2015/09/07

(No.2381): 隆起の丘にある便所扉の向こうは四畳半


わたしは再び訪れた。つい今しがた来たばかりだからまだそんなに時間は経っていないはずだ。
ここは楽器屋のビル。細長い建物。間口は一間ほど。入口は直接エレベーターだ。わたしは5階に行く。確かトイレがあるはずだ。5階で降りる。正面は店舗入り口だがそこには行かず、エレベータから出てすぐに壁伝いを左に行く。トイレを示す看板が天井から釣り下がっている。
薄汚れたリノリウムの廊下が昭和四十年代を想わせる。男子トイレに入る。


入ると正面には洗面台が三台設えてあり、一番左側の洗面台の前に和装の男性が立ってこちらを見ている。その男は灰色の着物を着ており、大きな黒い太い縁の眼鏡を掛け、髪を七三にきっちりと分けている。手を洗うでもなく、わたしをじっと見ている。

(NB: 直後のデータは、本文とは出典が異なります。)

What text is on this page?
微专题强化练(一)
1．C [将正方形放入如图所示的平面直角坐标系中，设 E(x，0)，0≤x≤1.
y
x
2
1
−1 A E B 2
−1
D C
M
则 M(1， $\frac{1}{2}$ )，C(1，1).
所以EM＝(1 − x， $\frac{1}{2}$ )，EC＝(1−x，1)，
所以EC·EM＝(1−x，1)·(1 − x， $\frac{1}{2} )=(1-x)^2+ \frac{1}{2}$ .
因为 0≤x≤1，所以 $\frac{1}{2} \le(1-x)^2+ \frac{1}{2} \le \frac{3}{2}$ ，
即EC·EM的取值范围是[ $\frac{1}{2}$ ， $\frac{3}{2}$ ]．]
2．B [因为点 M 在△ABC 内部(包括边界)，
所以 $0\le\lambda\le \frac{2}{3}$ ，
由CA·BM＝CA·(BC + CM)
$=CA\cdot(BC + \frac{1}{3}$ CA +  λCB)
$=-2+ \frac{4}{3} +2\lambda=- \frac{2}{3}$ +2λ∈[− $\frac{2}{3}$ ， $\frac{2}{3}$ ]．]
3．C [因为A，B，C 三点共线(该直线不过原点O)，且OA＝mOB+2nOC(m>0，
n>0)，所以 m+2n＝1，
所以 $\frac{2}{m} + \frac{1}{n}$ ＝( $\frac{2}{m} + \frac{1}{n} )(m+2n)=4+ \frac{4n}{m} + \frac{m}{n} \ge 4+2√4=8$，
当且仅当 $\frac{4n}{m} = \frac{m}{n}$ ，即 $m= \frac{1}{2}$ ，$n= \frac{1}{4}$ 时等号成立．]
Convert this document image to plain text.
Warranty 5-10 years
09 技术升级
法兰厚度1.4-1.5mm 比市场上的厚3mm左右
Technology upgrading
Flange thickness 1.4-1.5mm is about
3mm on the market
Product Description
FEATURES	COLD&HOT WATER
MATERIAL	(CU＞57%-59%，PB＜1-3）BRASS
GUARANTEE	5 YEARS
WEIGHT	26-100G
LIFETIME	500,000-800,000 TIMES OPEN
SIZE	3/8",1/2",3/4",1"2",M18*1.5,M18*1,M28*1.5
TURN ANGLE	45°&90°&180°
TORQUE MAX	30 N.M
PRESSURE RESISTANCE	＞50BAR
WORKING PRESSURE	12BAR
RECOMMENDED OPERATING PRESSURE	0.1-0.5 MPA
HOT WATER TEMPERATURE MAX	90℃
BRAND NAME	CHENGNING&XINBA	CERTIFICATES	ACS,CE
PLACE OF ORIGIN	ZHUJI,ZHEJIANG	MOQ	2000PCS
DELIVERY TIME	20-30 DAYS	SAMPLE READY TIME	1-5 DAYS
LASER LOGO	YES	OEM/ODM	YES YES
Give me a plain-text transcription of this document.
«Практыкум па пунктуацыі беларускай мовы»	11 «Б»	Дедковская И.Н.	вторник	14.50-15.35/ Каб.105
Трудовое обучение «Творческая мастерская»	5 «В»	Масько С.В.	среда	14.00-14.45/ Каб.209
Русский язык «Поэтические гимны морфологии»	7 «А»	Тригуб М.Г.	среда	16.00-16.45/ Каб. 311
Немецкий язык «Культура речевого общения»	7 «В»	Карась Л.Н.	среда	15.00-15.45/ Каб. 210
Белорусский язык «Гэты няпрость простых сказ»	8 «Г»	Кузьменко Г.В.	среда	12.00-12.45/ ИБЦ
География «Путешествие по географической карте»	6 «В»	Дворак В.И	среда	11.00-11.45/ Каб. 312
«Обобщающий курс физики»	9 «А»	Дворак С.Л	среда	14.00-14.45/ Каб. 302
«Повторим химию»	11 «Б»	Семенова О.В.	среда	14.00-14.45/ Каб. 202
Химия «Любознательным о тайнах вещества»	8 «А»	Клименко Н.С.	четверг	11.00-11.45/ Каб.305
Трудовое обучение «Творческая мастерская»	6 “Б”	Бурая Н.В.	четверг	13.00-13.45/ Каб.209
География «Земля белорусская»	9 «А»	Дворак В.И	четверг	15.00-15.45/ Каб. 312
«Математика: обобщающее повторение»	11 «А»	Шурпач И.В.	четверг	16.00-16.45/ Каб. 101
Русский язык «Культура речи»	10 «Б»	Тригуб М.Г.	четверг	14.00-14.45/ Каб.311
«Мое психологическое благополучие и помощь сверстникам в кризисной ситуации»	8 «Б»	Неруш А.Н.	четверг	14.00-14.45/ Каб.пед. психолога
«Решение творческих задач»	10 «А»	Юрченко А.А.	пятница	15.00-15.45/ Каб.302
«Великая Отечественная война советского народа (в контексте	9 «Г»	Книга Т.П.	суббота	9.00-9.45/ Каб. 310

トイレの中は入って左方面に向かって地面が隆起している。リノリウムの廊下はその隆起の途中で不揃いに切れており、その先は土の地面が露出している。堅そうな土の地面だが便所故だろうか湿り気があるようにみえる。白いリノリウムの先に土の黒さが際立つ。

その隆起している左奥、つまりわたしが今立っているトイレの入口から入って、左後方の土の地面の上に大便用個室の扉が三枚並んで建っている。この趣はわたしが小学低学年の時分に見た小学校の木製の便所扉のそれだった。男トイレなのに小便器は一つも見当たらない。





洗面台の前に立っている着物の男の横を歩き、わたしは大便をするために一番右の扉を開けた。(全部「空き」だった)
大便扉を開けると中は大きな倉庫か体育館のような場所で、今自分が開けた扉の区画として四畳半ほどの畳が敷いてあり、その四方は縁側のように一段下がっておりその先は土間のようになっている。他の大便扉の区画はわからない。

その四畳半ほどの畳の中央から今入ってきた扉の方に向かって畳にUの字に溝がつけられており、どうやら排泄物はここを通して後方へ流すらしい。




わたしはその畳みの溝を跨ぐようにしゃがみ込んだ。

すると後ろから声が掛った。
「おい、身体を洗っちゃったのかね」

わたしは全裸になっており、得意げに応えた。
「洗ってないよ、だってほらぜんぜん濡れてないでしょ」

そう言いながらわたしは思った。そうなのだ、ここには水がないのだけれど、排泄物はどうやって流すのかしら、と。




6:03AM 猛烈な尿意で起床。